Ярослав знал через Пелю, что после его ареста летом шестьдесят второго года фактическим руководителем подпольной работы стал Шварце. И вот он схвачен царскими жандармами.
Тревожное беспокойство владело обоими друзьями.
— Теперь, после наших арестов, — делился Домбровский своими мыслями с Брониславом на очередной прогулке, — когда руководство в Центральном национальном комитете перешло, очевидно, к Гиллеру и Авейде, я боюсь, что они свернут на умеренные компромиссные пути.
— Поздно! — сказал Шварце, который был настроен более оптимистично. — Их подталкивают низы организации, а они настроены радикально и непримиримо.

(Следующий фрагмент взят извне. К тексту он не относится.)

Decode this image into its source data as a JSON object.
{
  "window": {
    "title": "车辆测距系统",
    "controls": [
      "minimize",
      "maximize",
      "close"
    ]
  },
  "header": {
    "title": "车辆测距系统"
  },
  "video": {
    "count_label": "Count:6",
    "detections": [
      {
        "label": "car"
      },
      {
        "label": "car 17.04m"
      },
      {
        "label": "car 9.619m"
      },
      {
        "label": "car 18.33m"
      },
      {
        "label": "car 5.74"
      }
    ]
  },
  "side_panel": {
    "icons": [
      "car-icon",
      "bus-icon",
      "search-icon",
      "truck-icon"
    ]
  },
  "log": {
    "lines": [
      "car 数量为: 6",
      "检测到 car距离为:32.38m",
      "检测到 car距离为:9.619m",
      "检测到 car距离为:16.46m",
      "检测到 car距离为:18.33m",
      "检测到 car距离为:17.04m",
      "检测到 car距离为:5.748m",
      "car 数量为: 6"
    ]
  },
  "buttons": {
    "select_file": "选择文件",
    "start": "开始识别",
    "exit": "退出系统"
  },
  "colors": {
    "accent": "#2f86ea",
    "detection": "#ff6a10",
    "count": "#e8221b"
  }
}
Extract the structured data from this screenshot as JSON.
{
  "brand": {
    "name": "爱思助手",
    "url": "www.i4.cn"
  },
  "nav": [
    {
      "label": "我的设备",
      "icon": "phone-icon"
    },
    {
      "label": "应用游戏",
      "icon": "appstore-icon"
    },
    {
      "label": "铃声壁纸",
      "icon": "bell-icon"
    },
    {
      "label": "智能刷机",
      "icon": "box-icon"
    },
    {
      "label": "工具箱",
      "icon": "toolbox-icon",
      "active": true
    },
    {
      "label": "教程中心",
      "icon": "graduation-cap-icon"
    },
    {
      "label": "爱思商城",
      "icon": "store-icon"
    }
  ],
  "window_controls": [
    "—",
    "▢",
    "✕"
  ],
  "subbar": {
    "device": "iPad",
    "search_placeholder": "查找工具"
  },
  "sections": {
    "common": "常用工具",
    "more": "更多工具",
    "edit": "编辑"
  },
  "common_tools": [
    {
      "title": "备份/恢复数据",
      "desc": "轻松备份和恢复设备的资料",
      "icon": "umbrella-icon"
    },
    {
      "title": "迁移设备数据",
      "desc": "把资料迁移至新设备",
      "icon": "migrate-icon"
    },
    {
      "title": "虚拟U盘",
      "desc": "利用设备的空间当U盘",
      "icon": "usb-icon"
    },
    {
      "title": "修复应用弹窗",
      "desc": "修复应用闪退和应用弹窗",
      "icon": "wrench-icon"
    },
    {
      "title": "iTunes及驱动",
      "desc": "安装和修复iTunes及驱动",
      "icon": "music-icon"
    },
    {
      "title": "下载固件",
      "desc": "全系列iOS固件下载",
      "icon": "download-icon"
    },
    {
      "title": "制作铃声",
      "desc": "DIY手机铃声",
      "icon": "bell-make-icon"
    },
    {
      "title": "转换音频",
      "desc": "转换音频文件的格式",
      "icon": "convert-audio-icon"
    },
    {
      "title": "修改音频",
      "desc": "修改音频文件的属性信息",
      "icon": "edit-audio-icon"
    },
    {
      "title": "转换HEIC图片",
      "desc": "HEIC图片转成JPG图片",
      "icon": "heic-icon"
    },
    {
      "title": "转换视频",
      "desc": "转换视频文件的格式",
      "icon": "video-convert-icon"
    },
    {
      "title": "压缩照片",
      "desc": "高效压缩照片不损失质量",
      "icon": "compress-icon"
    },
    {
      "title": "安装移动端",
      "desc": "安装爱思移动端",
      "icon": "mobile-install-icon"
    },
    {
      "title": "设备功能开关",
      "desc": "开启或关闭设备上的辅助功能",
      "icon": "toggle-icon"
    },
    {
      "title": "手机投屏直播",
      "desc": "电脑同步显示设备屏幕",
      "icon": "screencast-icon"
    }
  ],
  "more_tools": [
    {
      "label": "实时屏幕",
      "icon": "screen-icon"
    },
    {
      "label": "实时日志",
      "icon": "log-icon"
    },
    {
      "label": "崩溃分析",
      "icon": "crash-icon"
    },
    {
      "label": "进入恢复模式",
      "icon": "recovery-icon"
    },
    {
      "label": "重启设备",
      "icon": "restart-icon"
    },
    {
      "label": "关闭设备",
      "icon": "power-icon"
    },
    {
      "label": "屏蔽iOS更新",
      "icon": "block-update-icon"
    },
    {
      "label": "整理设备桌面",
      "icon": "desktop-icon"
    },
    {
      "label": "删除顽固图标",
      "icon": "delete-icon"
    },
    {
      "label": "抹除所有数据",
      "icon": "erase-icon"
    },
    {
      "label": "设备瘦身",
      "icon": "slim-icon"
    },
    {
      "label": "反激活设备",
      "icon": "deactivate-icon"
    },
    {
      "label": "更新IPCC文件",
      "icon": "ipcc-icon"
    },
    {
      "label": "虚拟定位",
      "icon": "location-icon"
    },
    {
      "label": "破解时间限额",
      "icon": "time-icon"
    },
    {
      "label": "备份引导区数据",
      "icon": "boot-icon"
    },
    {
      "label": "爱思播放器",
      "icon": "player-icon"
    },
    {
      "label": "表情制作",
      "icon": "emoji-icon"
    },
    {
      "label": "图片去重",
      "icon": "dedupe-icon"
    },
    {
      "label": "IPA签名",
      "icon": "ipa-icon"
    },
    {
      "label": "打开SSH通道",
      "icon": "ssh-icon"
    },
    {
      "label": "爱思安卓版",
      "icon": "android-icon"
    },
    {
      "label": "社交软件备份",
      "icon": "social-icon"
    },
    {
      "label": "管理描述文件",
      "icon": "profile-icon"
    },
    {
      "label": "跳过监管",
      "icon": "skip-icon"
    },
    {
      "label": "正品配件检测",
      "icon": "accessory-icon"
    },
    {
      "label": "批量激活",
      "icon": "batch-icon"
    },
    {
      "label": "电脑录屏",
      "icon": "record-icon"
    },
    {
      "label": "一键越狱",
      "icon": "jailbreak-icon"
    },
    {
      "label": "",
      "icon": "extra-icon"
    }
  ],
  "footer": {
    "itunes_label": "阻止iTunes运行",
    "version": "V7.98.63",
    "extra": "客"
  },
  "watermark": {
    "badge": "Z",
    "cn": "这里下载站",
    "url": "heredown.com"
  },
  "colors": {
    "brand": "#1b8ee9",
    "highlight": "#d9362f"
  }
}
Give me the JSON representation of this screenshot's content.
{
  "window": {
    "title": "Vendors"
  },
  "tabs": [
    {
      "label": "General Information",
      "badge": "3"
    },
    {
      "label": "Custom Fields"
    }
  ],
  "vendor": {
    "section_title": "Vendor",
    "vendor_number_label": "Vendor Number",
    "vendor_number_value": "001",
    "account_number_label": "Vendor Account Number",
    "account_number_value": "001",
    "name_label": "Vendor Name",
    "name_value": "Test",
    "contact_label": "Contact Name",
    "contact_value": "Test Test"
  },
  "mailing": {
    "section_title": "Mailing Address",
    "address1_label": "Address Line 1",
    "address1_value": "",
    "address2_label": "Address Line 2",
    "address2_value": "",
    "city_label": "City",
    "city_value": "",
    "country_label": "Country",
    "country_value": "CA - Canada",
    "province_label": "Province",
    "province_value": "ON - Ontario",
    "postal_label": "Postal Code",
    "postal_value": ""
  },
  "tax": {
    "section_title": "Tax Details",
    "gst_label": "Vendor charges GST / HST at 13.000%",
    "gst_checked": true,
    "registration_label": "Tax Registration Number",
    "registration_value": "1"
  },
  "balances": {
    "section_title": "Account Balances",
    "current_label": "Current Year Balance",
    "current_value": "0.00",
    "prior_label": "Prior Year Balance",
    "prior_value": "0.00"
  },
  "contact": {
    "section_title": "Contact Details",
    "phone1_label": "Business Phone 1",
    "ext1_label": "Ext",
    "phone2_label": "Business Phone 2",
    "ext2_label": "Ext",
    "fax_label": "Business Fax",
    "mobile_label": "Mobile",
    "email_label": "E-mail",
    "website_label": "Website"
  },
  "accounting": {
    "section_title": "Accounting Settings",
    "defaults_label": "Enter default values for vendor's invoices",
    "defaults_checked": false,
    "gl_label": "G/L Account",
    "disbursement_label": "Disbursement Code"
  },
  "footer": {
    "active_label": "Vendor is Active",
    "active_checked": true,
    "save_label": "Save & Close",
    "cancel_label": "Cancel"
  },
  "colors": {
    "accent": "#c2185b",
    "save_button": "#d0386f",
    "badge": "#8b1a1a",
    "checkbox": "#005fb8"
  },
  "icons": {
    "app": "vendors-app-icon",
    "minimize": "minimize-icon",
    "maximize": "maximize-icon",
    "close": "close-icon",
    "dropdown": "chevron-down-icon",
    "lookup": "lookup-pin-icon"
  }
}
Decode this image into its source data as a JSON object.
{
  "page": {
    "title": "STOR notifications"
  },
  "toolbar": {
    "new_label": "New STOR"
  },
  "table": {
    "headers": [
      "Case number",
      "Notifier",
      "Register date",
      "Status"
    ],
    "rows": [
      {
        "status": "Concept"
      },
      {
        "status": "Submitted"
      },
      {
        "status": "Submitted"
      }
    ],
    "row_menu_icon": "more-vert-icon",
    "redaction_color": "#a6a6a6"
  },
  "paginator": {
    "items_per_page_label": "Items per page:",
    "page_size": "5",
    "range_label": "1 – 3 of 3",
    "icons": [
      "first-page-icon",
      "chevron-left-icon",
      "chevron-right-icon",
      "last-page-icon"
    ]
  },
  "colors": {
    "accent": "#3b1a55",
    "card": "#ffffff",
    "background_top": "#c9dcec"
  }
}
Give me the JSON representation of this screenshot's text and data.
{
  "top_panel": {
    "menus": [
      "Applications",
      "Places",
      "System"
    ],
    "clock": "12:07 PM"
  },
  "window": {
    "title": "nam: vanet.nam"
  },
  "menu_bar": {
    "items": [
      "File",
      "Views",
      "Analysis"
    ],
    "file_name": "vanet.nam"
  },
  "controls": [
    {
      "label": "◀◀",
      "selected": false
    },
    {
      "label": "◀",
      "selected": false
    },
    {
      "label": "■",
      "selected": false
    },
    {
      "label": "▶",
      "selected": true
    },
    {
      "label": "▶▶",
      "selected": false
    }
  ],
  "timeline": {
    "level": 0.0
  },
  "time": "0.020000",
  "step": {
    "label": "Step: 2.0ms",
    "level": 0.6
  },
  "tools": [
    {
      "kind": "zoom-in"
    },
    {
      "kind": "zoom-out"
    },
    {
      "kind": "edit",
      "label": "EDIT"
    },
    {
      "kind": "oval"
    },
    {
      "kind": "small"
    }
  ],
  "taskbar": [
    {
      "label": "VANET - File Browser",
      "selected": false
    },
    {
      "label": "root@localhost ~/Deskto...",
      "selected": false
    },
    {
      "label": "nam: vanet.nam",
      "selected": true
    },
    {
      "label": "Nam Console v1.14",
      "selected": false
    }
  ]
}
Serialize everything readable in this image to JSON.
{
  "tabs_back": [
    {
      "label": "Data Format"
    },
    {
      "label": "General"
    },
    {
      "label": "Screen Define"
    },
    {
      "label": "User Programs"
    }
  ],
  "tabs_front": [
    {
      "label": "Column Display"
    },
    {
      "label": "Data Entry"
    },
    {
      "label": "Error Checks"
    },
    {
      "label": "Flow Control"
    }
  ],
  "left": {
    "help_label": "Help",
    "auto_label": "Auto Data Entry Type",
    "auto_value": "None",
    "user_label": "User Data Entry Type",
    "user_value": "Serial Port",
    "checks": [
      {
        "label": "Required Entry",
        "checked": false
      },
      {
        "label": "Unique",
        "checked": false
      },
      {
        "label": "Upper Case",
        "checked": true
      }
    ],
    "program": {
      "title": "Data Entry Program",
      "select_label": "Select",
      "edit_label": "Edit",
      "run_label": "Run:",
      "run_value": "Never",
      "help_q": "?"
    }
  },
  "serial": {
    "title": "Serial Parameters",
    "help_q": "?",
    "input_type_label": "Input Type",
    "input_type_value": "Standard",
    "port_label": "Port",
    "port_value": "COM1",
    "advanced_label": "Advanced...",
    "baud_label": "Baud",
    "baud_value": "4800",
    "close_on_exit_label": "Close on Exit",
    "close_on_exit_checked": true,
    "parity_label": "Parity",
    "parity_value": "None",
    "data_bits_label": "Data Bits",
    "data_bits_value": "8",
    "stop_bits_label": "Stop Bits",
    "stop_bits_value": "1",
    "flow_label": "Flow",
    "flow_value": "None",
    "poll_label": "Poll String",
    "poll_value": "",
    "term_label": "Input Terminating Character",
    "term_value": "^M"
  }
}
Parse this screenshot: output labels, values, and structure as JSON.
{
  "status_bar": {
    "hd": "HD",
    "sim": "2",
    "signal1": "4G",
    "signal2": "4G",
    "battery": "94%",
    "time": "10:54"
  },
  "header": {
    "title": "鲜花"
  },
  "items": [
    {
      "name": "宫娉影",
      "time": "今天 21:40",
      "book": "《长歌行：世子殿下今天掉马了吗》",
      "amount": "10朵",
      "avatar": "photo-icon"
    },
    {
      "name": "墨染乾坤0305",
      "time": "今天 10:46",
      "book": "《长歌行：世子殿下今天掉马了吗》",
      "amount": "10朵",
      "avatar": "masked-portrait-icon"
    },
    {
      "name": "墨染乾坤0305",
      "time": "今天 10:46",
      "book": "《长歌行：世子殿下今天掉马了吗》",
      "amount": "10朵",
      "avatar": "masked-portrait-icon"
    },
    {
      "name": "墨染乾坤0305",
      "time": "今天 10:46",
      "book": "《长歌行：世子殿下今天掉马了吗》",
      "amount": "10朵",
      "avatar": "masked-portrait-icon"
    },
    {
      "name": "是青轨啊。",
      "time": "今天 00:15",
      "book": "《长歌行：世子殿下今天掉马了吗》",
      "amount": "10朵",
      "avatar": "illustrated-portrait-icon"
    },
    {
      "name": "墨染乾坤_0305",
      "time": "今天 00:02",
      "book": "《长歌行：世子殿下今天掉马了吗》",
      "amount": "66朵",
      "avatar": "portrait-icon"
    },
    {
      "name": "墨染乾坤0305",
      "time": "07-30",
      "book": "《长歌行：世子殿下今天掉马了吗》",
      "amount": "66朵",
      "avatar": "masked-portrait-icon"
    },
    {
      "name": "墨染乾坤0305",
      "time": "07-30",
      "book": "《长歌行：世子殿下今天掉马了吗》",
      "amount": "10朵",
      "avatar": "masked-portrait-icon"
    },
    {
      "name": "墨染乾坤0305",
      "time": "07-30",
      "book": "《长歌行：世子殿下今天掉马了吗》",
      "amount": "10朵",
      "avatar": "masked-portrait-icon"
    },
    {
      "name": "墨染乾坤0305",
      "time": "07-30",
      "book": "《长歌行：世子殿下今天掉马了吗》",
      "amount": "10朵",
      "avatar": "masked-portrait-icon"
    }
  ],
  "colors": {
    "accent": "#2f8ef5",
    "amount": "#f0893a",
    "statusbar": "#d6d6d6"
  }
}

— Низы! Ты знаешь, как к ним относится Оскар Авейде. Я сам слышал, как он как-то сказал: «Наш заговор — это урод без головы с тысячами рук и ног». Слышишь? Урод! Так выразиться о народе!
Шварце перебил его:
— А меня, Ярек, беспокоят не столько эти двое — оба они люди вялые, и если не принесут пользы, то и не причинят особого вреда. А вот беды можно ожидать от Кароля Маевского. Это лакей аристократов. Они его заслали к нам в лагерь. Он ренегат по натуре. Язык у него хорошо привешен. Своей красивой псевдореволюционной болтовней он очаровал студентов-медиков и выскочил в «вожди». А кроме того, Ярек, он смертельно завидует твоей популярности.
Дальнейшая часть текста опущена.